All of this means that virtual machines have their own unique MAC address and appear and function like completely separate computers on the network.  Anything that you can do with a physical computer on a network - we expect to work with a virtual machine.  It is also worth pointing out that we are only tracking networking at the MAC level (OSI Layer 2) - so that anything higher than that (like TCP/IP, IPX, NetBIOS, etc...) should 'just work'.

Cheers,
Ben

Published Friday, April 01, 2005 5:08 PM by Virtual PC Guy

Comments

# re: How does networking work under Virtual PC / Virtual Server?

I have question about the setting "Shared Networking" under "Virtual PC"

When i select "Shared Networking (NAT)" under "Virtual PC" and i have activated on the Host the "Windows Firewall", is my host PC protected against the virtual machine?

I know it is impossible with "Shared Networking" to access network services (like an webserver) from the host on the virtual machine, but is it also impossible for the virtual machine to access network services (like an webserver) on the host?

Chris
Monday, April 04, 2005 12:53 PM by Chris O.

# re: How does networking work under Virtual PC / Virtual Server?

This is awesome information. I had read something online a while back about the subject using a link provided from your site. It is always nice to revisit a subject to see it from another angle.

I regularly need to work with the mac address settings etc to ensure that I dont have a conflict on the network. This is made easier by knowing a little more of what is going on.

-Jason Huber
Monday, April 04, 2005 11:36 PM by Huberblog :: Jason Huber

# re: How does networking work under Virtual PC / Virtual Server?

Do you suppose one can use NLB (which also works at the MAC level)? I mean, have 2 or more guest OSs form an NLB cluster? While the production value of this is dubious, it can really help testing apps that depend on NLB.
Tuesday, April 05, 2005 7:00 AM by Jonathan

# re: How does networking work under Virtual PC / Virtual Server?

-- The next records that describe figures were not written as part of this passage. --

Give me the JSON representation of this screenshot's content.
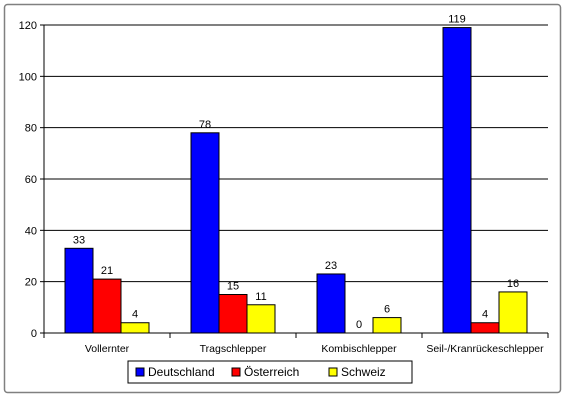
{
  "chart_data": {
    "type": "bar",
    "categories": [
      "Vollernter",
      "Tragschlepper",
      "Kombischlepper",
      "Seil-/Kranrückeschlepper"
    ],
    "series": [
      {
        "name": "Deutschland",
        "values": [
          33,
          78,
          23,
          119
        ],
        "color": "#0000ff"
      },
      {
        "name": "Österreich",
        "values": [
          21,
          15,
          0,
          4
        ],
        "color": "#ff0000"
      },
      {
        "name": "Schweiz",
        "values": [
          4,
          11,
          6,
          16
        ],
        "color": "#ffff00"
      }
    ],
    "ylim": [
      0,
      120
    ],
    "yticks": [
      0,
      20,
      40,
      60,
      80,
      100,
      120
    ],
    "grid": true,
    "legend_position": "bottom",
    "plot_background": "#ffffff",
    "frame_color": "#808080"
  }
}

you can form a NLB Cluster within VPC/VS
you cannot form a NLB Cluster with multiple VMs that spawn multiple host machines
Tuesday, April 05, 2005 1:09 PM by christian

# re: How does networking work under Virtual PC / Virtual Server?

One of the things that I find lacking in the Virtual PC documentation is "examples" or "recommendations" on how to configure networking for different situations. Like I have Windows Server 2003 machine and an XP Proffessional Pro machine. I have the W2K3 server set up as a Domain Controller, DHCP, and Have Exchange on it. I can't connect the Windows XP Pro client to the domain, can't get Outlook to find the W2K3 server and check my user name, even though its set up. It would be helpful under networking to say something like "configure all servers and clients to local only to operate a test domain." Or whatever the correct answer would be.
Friday, April 15, 2005 12:46 AM by charles

# re: How does networking work under Virtual PC / Virtual Server?

Can you have two emulated network adapters connected to two physical network adapters on the host machine?
I have a host machine with two NIC's running Virtual Server 2005 but I can only see one NIC when I try to create a new virtual network adatper.
The Physical Computer Properties page reports only one physical network adapter. It's a HP DL320 with a dual port HP NC7760.